I find it kinda sad when Americans give themselves bull shit classifications like Italian American, Dutch American or African American.
That doesn't bother me. What pisses me off is people (here in the US) saying things like "I'm Italian" or "I'm Irish" when they were born and raised here, usually of parents who were also born and raised here. They are
not Irish, or Italian, or whatever, but American! If you were not born in X-land, not raised in X-land, and are not a citizen of X-land, then you are not in any sense X-ish (fill in the X with an appropriate country name). Your immigrant forebears [I don't mean you, Pup, but the Americans who talk this way] probably had to suffer a lot of grief from native-born citizens who would treat them as foreigners, and probably had a long struggle to become Americans, or at least to see their children accepted as Americans.

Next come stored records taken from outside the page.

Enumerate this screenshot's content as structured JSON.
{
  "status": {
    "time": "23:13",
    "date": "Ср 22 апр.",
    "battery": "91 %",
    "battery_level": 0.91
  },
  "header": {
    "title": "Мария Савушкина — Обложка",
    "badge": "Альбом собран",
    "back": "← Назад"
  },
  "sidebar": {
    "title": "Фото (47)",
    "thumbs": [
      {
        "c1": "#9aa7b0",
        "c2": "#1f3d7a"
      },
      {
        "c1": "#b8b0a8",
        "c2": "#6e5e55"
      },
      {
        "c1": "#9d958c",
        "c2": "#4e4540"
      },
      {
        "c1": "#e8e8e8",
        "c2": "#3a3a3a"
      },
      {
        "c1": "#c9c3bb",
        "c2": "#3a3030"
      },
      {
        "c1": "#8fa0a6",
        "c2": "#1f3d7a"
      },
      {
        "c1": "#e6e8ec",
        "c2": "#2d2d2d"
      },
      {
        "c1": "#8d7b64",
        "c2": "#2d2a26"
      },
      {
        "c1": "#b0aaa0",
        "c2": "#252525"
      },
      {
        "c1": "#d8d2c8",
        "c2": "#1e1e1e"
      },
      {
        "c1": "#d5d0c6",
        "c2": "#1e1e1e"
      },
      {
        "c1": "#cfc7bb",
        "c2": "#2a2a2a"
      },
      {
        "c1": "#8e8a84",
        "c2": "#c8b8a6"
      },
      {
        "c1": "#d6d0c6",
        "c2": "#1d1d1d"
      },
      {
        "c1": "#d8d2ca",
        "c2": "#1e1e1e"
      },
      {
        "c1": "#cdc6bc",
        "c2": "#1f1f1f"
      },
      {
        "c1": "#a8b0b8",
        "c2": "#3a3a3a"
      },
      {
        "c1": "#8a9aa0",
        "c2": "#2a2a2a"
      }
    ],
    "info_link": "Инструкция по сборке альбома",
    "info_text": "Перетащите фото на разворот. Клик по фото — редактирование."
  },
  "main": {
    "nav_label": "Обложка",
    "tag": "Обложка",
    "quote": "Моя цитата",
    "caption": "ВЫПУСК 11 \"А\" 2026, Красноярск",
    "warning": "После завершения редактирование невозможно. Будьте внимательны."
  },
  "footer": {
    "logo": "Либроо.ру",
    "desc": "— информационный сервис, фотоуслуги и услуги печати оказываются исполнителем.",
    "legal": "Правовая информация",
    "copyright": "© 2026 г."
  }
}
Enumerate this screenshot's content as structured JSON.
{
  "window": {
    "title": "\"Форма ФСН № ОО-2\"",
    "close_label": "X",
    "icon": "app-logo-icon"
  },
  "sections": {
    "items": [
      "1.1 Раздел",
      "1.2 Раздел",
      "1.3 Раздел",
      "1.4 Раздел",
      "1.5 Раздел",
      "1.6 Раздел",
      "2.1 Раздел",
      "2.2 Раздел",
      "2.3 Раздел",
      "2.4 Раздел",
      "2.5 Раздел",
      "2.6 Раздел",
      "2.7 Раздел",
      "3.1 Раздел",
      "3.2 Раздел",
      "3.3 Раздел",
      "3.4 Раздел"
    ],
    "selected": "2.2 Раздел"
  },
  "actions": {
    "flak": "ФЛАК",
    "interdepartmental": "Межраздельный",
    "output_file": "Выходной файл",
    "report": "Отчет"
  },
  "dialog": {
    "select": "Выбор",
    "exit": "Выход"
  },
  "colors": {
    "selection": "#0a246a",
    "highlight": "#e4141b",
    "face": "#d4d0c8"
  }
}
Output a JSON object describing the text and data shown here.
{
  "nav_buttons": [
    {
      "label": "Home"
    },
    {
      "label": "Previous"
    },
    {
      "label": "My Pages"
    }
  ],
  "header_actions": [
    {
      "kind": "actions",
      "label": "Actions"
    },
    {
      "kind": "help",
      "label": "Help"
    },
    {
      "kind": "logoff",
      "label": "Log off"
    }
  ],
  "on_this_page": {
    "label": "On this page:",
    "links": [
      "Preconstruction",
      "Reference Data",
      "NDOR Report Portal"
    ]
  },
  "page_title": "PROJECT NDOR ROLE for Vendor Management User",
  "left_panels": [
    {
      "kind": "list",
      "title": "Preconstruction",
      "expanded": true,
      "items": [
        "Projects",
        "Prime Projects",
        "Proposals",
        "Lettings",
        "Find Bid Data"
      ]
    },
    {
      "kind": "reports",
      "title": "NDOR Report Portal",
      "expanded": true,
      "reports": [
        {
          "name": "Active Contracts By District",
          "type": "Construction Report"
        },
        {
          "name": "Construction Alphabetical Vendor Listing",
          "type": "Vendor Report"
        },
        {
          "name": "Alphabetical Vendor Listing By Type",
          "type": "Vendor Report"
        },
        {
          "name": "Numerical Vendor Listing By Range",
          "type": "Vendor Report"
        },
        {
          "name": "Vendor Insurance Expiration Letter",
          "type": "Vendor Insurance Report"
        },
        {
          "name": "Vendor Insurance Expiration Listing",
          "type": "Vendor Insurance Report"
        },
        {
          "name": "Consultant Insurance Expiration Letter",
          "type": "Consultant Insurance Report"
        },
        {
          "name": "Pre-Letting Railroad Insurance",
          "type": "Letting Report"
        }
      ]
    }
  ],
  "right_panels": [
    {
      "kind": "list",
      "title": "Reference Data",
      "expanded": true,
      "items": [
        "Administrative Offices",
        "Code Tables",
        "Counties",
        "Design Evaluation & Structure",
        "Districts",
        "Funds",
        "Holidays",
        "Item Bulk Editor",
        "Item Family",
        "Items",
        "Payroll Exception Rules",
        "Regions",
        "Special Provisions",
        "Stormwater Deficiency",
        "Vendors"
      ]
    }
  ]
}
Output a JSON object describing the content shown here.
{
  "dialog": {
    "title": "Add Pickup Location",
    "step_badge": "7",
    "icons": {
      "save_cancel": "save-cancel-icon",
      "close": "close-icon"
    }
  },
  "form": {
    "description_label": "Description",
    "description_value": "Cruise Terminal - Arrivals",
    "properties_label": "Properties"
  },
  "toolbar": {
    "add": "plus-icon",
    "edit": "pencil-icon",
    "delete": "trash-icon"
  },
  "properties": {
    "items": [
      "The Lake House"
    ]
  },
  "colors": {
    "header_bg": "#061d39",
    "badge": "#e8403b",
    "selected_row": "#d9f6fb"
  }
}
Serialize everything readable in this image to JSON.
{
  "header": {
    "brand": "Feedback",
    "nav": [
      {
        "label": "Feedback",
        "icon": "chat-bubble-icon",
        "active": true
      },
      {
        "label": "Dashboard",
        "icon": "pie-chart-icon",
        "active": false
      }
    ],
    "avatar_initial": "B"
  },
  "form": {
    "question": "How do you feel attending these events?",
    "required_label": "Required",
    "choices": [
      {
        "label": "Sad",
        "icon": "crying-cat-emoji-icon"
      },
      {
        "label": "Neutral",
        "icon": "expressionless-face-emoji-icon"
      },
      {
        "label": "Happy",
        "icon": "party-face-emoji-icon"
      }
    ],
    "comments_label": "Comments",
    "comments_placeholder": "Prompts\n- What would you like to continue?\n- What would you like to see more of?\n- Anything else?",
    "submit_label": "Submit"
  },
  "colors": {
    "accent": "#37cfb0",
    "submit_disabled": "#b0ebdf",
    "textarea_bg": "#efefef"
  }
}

Spaz and spastic were terms of abuse in the playground and elsewhere long before the 80s. First attested use of 'spaz' is in 1965 - which means it was probably knocking around for a good while before that.
I can confirm that. The word was part of the vocabulary of playground taunting in my childhood, and I was born in 1961.
Well... the ancient Greeks were kinda big on anal you know.
Actually, that is not correct, at least if the researches of K. J. Dover are to be relied on. According to Dover (as I recall not from actually reading his work but from reading about it), the ancient Greeks looked with scorn on men who, as we would say today, bottomed. "Manly" sexual relations between males (usually a man and a boy) were done "intercrurally," meaning by rubbing the penis between the legs of the partner.